Jusqu'à présent, le Fonds de soutien au cinéma, alimenté d'une couronne symbolique reversée sur chaque billet vendu, disposait de près de 2 millions d'euros par an. A noter que la production d'un seul film tchèque revient à la moitié cette somme, mais que les cinéastes locaux parviennent, miraculeusement, à réaliser une vingtaine de films par an. Avec le nouveau système, ils se verraient distribuer environ cinq fois plus d'argent. Le principe est le suivant : outre les subventions plus importantes du ministère de la Culture, les exploitants des salles de cinéma reverseront au Fonds 2% de leurs recettes. 3% seront prélevés sur la publicité à la télévision, ainsi que sur la location de vidéos et de DVD. Les représentants des chaînes de télévision voient rouge. La porte-parole de TV Prima parle « d'une mesure injuste », « d'une perte d'une partie du marché de la publicité » et « d'une répartition socialiste de l'argent. » Les exploitants de salles, souffrant d'ores et déjà d'une faible fréquentation, prévoient une augmentation des prix du billet. Le sujet préoccupe aussi bien les propriétaires des muliplexes que leurs plus petits concurrents, comme le confirme Ivo Andrle, exploitant de deux cinémas pragois d'art et essai :
« La loi en tant que telle et la manière dont elle sera appliquée, ce sont deux choses distinctes. On verra si ces mesures se montrent vraiment efficaces et si l'argent va vraiment là où il manque le plus. Personnellement, je ne suis pas partisan de la redistribution importante de l'argent de l'Etat, donc je ne m'en réjouis pas vraiment. En plus, si aujourd'hui, nous ne gagnons qu'un euro sur chaque billet vendu, nos recettes seront encore inférieures. Mais ce qui me gêne surtout, c'est l'absence d'une stratégie globale de l'Etat en matière de cinéma. Le ministère de la Culture se concentre sur une seule loi et une seule problématique, aussi importante soit-elle, et c'est la production des films. »

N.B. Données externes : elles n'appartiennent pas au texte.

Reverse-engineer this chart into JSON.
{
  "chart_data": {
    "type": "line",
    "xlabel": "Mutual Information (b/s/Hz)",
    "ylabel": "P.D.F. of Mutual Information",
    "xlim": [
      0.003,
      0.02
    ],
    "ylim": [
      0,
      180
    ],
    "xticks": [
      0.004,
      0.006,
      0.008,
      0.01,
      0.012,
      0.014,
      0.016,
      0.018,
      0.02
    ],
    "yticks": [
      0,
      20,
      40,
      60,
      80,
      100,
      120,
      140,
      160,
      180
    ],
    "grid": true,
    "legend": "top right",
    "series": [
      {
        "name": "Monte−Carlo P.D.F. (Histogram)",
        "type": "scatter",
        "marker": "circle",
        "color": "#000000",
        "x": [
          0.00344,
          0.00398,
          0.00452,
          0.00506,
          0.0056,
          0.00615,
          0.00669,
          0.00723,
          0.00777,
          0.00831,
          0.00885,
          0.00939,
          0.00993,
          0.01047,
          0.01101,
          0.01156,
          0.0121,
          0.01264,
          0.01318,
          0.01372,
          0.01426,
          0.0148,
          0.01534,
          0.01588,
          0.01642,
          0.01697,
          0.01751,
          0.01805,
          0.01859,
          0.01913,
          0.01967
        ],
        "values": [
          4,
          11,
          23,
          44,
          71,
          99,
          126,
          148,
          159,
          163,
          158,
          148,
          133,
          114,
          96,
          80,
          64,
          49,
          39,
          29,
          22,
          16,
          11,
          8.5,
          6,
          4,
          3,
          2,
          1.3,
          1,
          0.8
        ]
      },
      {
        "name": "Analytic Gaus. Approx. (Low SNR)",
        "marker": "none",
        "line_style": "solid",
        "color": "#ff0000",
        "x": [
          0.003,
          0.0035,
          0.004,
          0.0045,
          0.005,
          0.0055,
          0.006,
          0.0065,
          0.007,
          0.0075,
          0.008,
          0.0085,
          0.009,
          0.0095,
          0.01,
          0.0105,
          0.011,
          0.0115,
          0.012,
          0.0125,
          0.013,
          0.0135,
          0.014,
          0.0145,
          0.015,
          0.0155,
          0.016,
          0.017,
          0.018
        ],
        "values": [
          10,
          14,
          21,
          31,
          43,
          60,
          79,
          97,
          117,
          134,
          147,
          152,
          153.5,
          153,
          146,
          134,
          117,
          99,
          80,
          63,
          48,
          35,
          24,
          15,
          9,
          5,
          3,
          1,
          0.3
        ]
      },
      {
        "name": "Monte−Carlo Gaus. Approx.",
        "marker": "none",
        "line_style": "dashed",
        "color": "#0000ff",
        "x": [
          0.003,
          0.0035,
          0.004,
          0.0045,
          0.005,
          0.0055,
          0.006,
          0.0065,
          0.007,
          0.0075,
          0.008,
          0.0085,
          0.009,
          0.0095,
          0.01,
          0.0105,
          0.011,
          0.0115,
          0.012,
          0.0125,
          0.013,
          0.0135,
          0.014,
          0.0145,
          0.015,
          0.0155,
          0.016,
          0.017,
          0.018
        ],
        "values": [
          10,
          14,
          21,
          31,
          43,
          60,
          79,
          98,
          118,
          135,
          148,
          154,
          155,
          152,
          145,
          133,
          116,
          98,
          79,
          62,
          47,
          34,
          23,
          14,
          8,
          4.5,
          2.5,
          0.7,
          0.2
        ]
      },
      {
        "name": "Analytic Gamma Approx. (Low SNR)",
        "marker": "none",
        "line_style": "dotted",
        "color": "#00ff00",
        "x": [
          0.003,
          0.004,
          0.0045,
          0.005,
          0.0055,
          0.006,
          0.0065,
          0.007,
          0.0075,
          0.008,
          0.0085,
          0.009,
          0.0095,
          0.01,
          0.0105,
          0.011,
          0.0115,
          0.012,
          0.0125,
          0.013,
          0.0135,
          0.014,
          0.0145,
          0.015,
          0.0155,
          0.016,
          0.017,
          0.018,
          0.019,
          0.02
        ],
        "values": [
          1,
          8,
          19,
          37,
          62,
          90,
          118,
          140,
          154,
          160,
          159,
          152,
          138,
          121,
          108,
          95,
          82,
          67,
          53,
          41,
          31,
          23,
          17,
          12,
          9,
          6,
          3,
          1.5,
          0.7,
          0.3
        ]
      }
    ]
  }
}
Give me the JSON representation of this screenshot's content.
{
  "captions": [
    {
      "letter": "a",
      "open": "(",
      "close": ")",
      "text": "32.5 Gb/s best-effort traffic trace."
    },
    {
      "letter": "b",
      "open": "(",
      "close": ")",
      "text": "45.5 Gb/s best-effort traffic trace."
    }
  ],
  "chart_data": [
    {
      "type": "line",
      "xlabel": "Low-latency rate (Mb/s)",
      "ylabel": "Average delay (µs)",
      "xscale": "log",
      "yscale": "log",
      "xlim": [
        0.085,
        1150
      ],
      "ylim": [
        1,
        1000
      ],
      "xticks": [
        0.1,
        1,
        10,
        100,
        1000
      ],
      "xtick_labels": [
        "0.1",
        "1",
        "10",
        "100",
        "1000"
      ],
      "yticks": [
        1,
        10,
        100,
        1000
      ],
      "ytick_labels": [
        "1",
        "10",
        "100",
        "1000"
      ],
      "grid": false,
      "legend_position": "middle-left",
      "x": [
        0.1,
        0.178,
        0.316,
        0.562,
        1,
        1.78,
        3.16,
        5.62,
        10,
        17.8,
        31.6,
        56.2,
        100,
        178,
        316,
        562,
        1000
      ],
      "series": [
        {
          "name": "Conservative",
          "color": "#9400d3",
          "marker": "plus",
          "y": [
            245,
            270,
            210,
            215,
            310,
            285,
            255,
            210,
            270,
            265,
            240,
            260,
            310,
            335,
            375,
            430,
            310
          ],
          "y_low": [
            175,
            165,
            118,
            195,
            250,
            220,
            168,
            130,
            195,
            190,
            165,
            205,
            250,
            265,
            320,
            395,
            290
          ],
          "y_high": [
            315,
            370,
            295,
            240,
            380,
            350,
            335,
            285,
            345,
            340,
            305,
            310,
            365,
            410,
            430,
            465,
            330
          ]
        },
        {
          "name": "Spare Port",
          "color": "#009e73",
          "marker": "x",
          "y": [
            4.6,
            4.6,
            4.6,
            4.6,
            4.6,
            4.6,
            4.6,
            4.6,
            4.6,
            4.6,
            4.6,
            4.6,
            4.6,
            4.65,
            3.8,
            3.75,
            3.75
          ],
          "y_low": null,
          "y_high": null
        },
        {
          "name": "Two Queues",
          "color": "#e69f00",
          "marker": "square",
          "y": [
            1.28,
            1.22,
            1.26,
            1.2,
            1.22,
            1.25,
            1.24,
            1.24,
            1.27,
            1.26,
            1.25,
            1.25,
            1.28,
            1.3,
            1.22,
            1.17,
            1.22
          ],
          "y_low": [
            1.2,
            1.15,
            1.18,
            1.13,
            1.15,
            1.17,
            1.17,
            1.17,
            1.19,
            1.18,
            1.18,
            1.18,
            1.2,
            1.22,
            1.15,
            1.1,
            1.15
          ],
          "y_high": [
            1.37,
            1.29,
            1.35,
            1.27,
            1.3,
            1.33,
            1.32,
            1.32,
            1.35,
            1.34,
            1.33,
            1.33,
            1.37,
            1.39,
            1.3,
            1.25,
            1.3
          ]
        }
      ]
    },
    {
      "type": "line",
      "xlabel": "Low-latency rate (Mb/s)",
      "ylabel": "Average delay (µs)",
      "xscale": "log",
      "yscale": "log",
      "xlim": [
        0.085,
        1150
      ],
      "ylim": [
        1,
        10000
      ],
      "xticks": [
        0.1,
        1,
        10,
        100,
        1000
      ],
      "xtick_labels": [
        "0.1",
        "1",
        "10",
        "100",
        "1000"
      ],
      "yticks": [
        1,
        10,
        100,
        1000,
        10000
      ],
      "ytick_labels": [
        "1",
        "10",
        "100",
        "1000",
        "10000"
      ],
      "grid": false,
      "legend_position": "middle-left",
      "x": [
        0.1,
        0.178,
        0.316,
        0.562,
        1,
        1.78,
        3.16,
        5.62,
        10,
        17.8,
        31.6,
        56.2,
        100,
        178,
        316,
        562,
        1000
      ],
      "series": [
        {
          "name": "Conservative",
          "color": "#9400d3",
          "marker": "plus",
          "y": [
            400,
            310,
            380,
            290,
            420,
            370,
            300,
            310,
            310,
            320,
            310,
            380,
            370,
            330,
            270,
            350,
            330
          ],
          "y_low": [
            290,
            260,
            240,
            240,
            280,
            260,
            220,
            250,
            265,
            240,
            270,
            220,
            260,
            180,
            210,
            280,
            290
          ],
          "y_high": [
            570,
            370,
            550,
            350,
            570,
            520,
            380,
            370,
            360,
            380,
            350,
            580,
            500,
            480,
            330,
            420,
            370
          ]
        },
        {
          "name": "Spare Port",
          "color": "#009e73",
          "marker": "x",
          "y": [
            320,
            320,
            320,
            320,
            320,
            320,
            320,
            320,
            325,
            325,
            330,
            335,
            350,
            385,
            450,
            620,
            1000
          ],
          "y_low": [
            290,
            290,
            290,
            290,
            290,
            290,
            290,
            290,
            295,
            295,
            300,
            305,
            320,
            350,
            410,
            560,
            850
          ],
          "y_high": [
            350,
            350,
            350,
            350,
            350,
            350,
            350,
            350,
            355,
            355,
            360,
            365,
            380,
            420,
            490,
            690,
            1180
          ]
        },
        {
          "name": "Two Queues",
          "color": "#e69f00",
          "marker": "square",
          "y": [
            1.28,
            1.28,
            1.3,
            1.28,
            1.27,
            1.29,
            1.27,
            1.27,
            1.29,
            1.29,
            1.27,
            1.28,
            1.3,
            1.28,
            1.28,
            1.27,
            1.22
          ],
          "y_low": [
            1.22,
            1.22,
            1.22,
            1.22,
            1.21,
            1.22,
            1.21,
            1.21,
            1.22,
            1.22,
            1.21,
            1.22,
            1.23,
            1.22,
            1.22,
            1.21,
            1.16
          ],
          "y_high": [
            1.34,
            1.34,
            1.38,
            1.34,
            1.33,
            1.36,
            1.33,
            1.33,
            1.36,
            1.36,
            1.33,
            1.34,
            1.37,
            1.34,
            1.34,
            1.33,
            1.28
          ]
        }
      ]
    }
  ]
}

En revanche, la modification du système de financement du cinéma a été saluée par de nombreux cinéastes, distributeurs et producteurs. « Il nous faut une telle loi pour qu'un jour, on ne soit pas avalé par un hamburger bien gros et bien gras qui détruirait tout ce que nous avons créé, en matière de cinéma, au cours des cent dernières années », estime Petr Vachler, directeur de l'Académie tchèque du cinéma et de la télévision. L'amendement à la loi sur le Fonds de soutien au cinéma sera encore discutée au Sénat.